Expected Practical Skills

  • Implement a guardrails pipeline. Wire up input scanning (Presidio for PII, Lakera Guard or LLM Guard for prompt injection) → LLM call → output validation (Llama Guard for safety, Guardrails AI for schema validation) → audit log (LangFuse traces). Get it running end-to-end with <500ms added latency.
  • Configure content policies. Translate business rules (“never give medical advice,” “always include a disclaimer for financial topics”) into guardrail configurations: system prompt instructions + classifier rules + output validation + tiered response (low severity: append disclaimer, medium: rephrase, high: block + canned message, critical: block + alert).
  • Run a basic red-team exercise. Using NVIDIA Garak or manual testing, systematically probe an LLM system against OWASP LLM Top 10 categories. Document findings with severity ratings and remediation steps.
  • Set up audit logging. Implement immutable trace logging (LangFuse or LangSmith): every request captures input, output, guardrail results (which fired, pass/fail, scores), latency, tokens, model version, policy version. Enterprise buyers require 1+ year retention.
  • Write a compliance mapping. Map your guardrails architecture to NIST AI RMF categories, producing a document that shows which controls address which risks. This is what procurement teams review.

Interview-Ready Explanations

  • “Walk me through how you’d design a guardrails architecture for a customer-facing LLM product.” Layered defense: input validation (PII scrubbing with Presidio, injection detection with Lakera, topic deny-list), robust system prompt with instruction hierarchy, output checking (Llama Guard for safety, groundedness check against source docs, PII re-scan for model-generated PII), audit trail with LangFuse. Tiered response: not everything is block/allow — low-severity violations get disclaimers, medium get rephrasing, high get blocked. Monitoring: real-time dashboards on guardrail fire rates, false positive tracking, weekly calibration.

  • “How do you defend against prompt injection?” Defense in depth — no single layer is sufficient. Input classifiers (Lakera Guard claims <100ms, trained on 1M+ injection examples) catch known patterns. Instruction hierarchy (system prompt > user input, as Anthropic implements) limits override capability. Output scanning catches injections that bypassed input filters. Indirect injection is harder — sanitize retrieved content, separate data plane from control plane, scan for injection patterns in RAG sources. Continuous red-teaming because new injection techniques emerge weekly.

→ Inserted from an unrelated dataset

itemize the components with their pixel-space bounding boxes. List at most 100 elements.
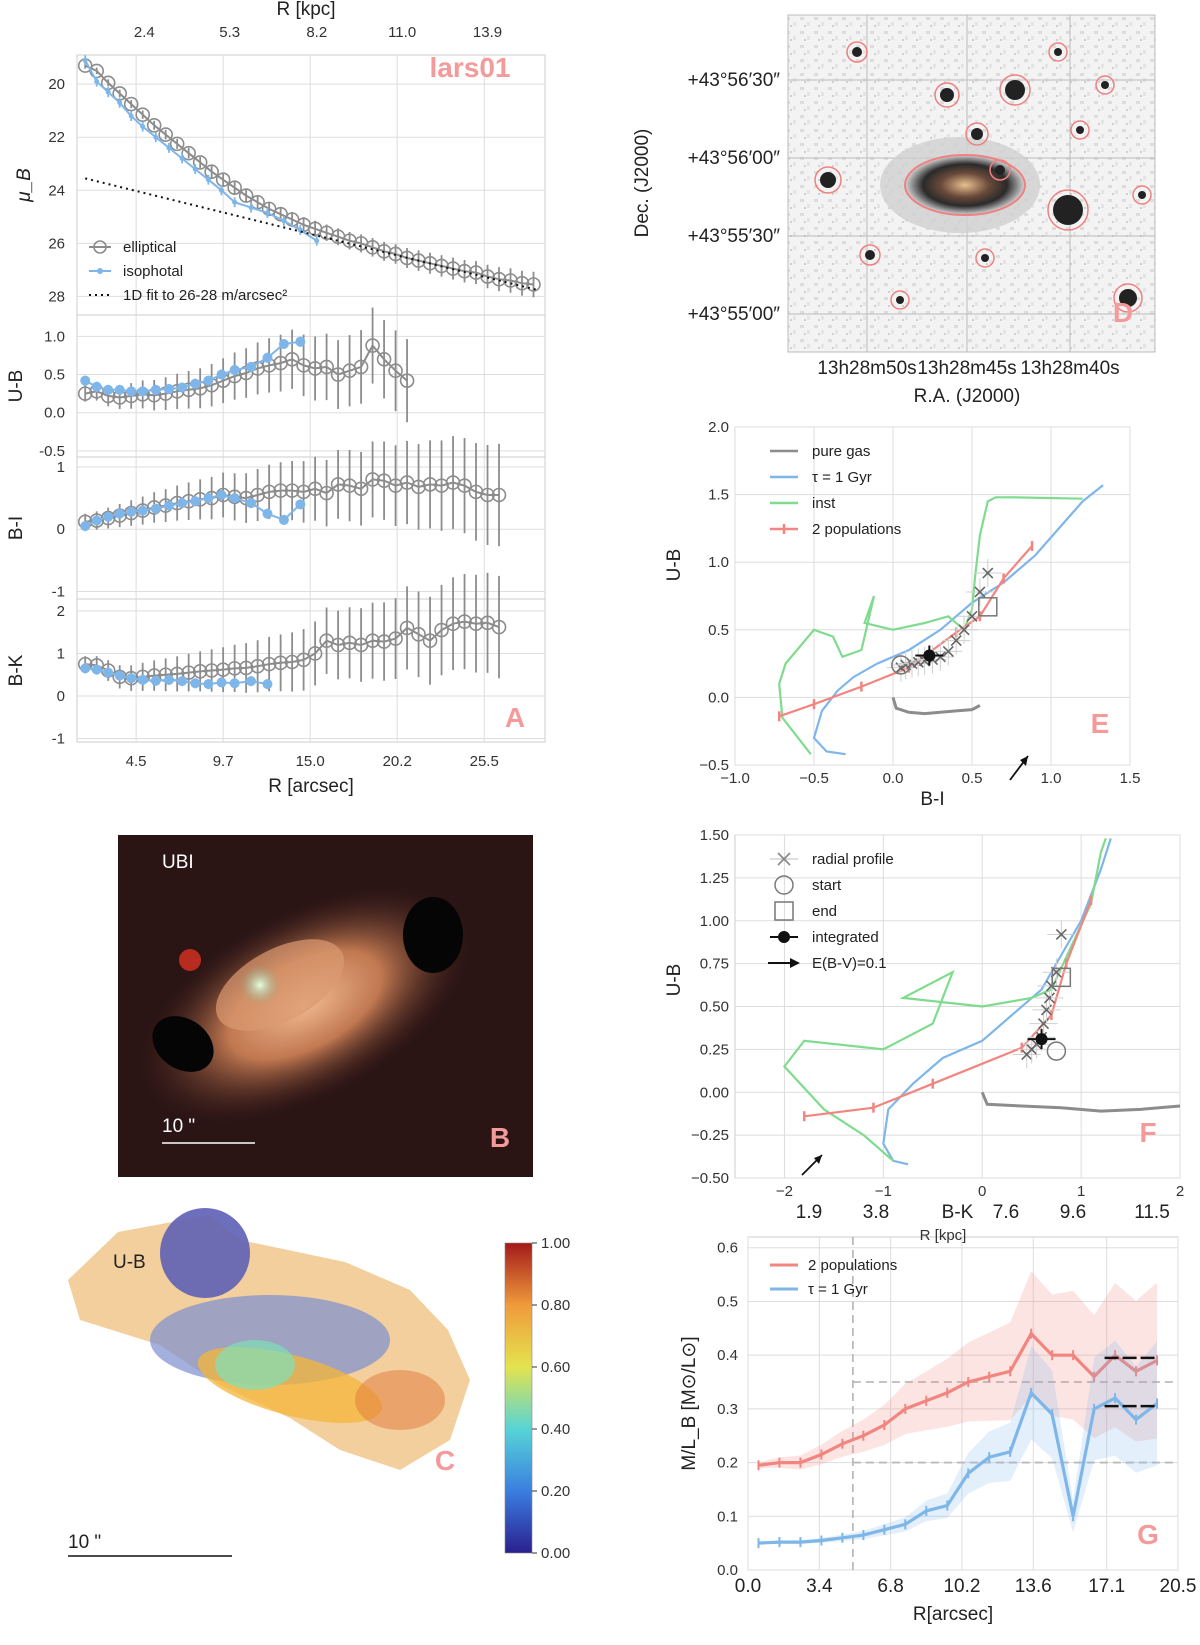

  • “What are the failure modes of guardrails themselves?” Over-blocking (legitimate medical/legal/educational content flagged — erodes user trust), latency tax (full pipeline adds 500ms-2s, unacceptable for real-time chat without parallelization), false sense of security (classifiers are 85-95% accurate at best, novel attacks bypass them), multi-turn bypass (single-turn classifiers miss attacks spread across 10+ messages), inconsistent policy application (input and output filters with different sensitivity levels create gaps).